The Indian company in question, Defsys Solutions — one of Dassault’s sub-contractors in India for the Rafale deal — specialises in assembles flight simulators and optical and electronic systems for the aeronautical industry, often under licence for foreign companies, according to the report. The company belongs to the Gupta family, one of whom is being investigated in the AgustaWestland VVIP chopper deal .
Sushen Mohan Gupta was arrested by Enforcement Directorate in March 2019 for kickbacks in the AgustaWestland deal and was later released on bail. Mr. Gupta is also alleged to have worked for Dassault and obtained confidential documents from the Defence Ministry in India.
“Does it now not require a full and independent investigation into India's biggest defence deal to find out as to how much bribery and commission in reality, if any, was paid and to whom in the Indian government? Will Prime Minister Narendra Modi answer to the nation now?” asked Mr. Surjewala.

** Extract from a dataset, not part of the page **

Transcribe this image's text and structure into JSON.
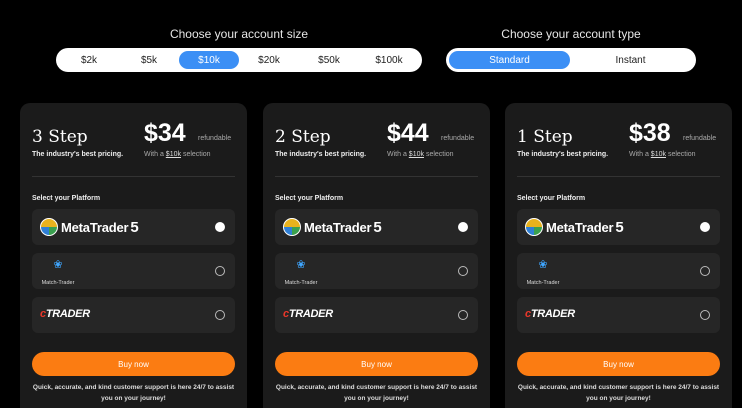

“How can middleman and payment of commission be permitted in a ‘government-to-government Defence Contract’ or in any Defence procurement in India in violation of the mandatory Defence Procurement Procedure,” he added.

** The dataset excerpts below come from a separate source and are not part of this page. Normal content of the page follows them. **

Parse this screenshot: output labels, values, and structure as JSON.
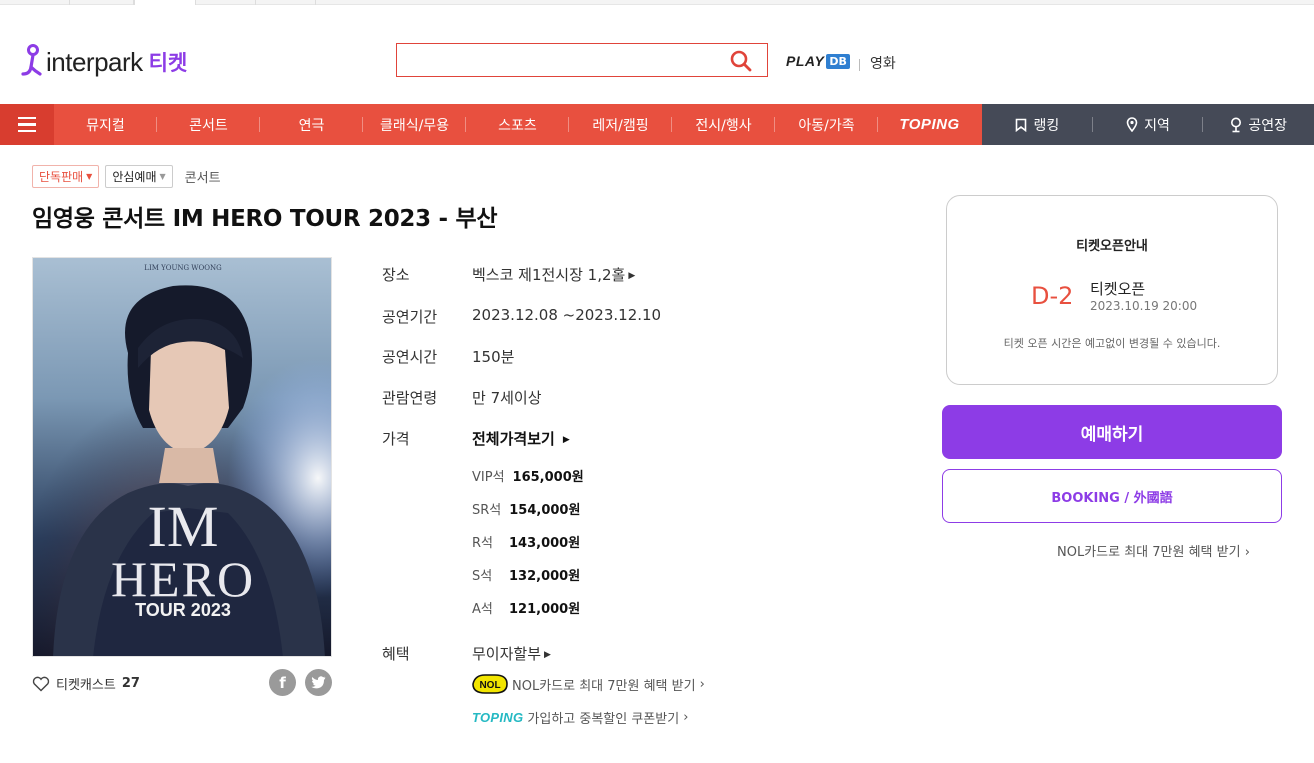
{
  "header": {
    "logo_text": "interpark",
    "logo_ticket": "티켓",
    "search_placeholder": "",
    "playdb_play": "PLAY",
    "playdb_db": "DB",
    "movie": "영화"
  },
  "nav": {
    "items": [
      "뮤지컬",
      "콘서트",
      "연극",
      "클래식/무용",
      "스포츠",
      "레저/캠핑",
      "전시/행사",
      "아동/가족",
      "TOPING"
    ],
    "right": [
      "랭킹",
      "지역",
      "공연장"
    ]
  },
  "tags": {
    "exclusive": "단독판매",
    "safe": "안심예매",
    "genre": "콘서트"
  },
  "title": "임영웅 콘서트 IM HERO TOUR 2023 - 부산",
  "poster": {
    "top_text": "LIM    YOUNG    WOONG",
    "line1": "IM",
    "line2": "HERO",
    "line3": "TOUR 2023"
  },
  "ticketcast": {
    "label": "티켓캐스트",
    "count": "27"
  },
  "info": {
    "venue_label": "장소",
    "venue": "벡스코 제1전시장 1,2홀",
    "period_label": "공연기간",
    "period": "2023.12.08 ~2023.12.10",
    "runtime_label": "공연시간",
    "runtime": "150분",
    "age_label": "관람연령",
    "age": "만 7세이상",
    "price_label": "가격",
    "price_all": "전체가격보기",
    "prices": [
      {
        "seat": "VIP석",
        "amount": "165,000원"
      },
      {
        "seat": "SR석",
        "amount": "154,000원"
      },
      {
        "seat": "R석",
        "amount": "143,000원"
      },
      {
        "seat": "S석",
        "amount": "132,000원"
      },
      {
        "seat": "A석",
        "amount": "121,000원"
      }
    ],
    "benefit_label": "혜택",
    "benefit": "무이자할부",
    "nol_promo": "NOL카드로 최대 7만원 혜택 받기",
    "nol_badge": "NOL",
    "toping_logo": "TOPING",
    "toping_promo": "가입하고 중복할인 쿠폰받기"
  },
  "open": {
    "title": "티켓오픈안내",
    "dday": "D-2",
    "label": "티켓오픈",
    "date": "2023.10.19 20:00",
    "note": "티켓 오픈 시간은 예고없이 변경될 수 있습니다."
  },
  "buttons": {
    "book": "예매하기",
    "foreign": "BOOKING / 外國語",
    "nolcard": "NOL카드로 최대 7만원 혜택 받기"
  },
  "colors": {
    "brand_purple": "#8d3ce6",
    "nav_red": "#e8503f",
    "nav_dark": "#454a57"
  }
}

Mr. Surjewala said the Defence Procurement Procedure (DPP) as well as the “Integrity Clause” in government of India’s policy regarding defence purchases explicitly bars commission for middleman or any such payments that can be construed as bribe.
“Has it not vitiated the Rafale deal entailing imposition of heavy financial penalties on Dassault, banning of the company, registration of an FIR and other penal consequences,” he said.

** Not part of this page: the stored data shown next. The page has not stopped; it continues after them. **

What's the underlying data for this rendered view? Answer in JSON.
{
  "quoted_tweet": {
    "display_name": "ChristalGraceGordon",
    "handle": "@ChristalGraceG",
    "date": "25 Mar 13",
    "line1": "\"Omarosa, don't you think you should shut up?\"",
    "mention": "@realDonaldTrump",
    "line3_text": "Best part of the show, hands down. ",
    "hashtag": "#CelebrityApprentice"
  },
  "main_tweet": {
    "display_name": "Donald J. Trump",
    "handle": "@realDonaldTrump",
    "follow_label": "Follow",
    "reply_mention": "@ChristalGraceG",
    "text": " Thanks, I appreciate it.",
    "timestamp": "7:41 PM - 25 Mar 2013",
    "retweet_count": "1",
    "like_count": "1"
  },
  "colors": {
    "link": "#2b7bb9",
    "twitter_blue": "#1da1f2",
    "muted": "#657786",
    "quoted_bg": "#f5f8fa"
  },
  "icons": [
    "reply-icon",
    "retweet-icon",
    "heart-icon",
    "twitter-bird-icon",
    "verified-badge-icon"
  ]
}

Dismissing the latest claims, the Law Minister suggested that the report in the French media about the alleged financial irregularity may be due to “corporate rivalry” in that country.
Mr. Prasad also added that the Congress had raised the issue had raised this issue in the 2019 Lok Sabha polls but lost badly.
Under the Congress-led United Progressive Alliance (UPA), Rafale was originally shortlisted in the Medium Multi-Role Contract Aircraft (MMRCA) deal for 126 jets but the deal got held up over pricing and technology transfer issues. In April 2015 Prime Minister Narendra Modi announced the direct purchase of 36 jets citing “critical operational necessity” of Indian Air Force during a visit to France. The MMRCA deal was subsequently scrapped.
In September 2020, the IAF inducted the batch of five Rafales of 36 jets contracted from France under the €7.87 billion Inter-Governmental Agreement between India and France signed in September 2016 with 13 India Specific Enhancements (ISE).